- Born: 26 December 1911 Drosdowen, Johannisburg district, East Prussia
- Died: 14 November 2004 (aged 92) Papenburg
- Allegiance: Nazi Germany
- Branch: Volkssturm
- Rank: Battalion Commander/Major
- Commands: Volkssturm-Btl. 25/82 in fortress Königsberg
- Conflicts: World War II
- Awards: Knight's Cross of the Iron Cross and the 1939 Iron Cross first class

= Ernst Tiburzy =

German Volkssturm-Bataillonsführer

Ernst Tiburzy (26 December 1911 – 14 November 2004) was a German Volkssturm ("Peoples Assault") member during World War II. He received the Knight's Cross of the Iron Cross for his performance, fighting alone and destroying five T-34s with Panzerfausts during the defense of Königsberg on February 10, 1945. He is one of only four Volkssturm members to have been awarded the Knight's Cross of the Iron Cross.

During the Battle of Königsberg, Tiburzy served as a Volkssturm battalion commander.

On 10 February 1945 he was credited with destroying five T‑34 tanks with the Panzerfaust and subsequently received the Knight’s Cross of the Iron Cross.

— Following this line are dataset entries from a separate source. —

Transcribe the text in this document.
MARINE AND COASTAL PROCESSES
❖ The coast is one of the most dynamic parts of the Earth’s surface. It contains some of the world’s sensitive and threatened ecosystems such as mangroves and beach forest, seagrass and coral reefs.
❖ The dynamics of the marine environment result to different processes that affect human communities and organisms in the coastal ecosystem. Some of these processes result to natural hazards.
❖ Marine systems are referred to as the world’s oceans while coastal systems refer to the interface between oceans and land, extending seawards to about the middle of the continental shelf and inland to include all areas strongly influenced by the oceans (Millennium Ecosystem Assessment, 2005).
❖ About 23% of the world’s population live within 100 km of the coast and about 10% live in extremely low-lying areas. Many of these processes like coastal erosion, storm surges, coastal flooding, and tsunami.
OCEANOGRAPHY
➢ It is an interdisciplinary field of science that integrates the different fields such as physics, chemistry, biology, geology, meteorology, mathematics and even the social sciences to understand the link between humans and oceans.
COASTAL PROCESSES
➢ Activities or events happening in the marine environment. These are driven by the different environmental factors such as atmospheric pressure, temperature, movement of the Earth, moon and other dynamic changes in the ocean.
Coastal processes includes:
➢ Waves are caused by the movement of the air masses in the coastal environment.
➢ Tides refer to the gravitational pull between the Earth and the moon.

In a speech reproduced by Otto Lasch, local Nazi Party official Ernst Wagner cited Tiburzy as an example to the city’s defenders, stating that Tiburzy had shot a platoon commander who “cowardly went back with his men” and then, together with the remaining men, drove the Soviet troops from their position.

Bastiaan Willems interprets this episode as illustrative of how late‑war Nazi authorities praised “fanatics” for using lethal force against perceived defeatism within their own ranks, holding up Tiburzy as a Volkssturm hero both for tank destruction and for shooting a superior officer who had ordered a retreat.

Tiburzy was an experienced soldier having been invalidated out of the Wehrmacht after suffering severe wounds earlier in the war including the loss of an eye.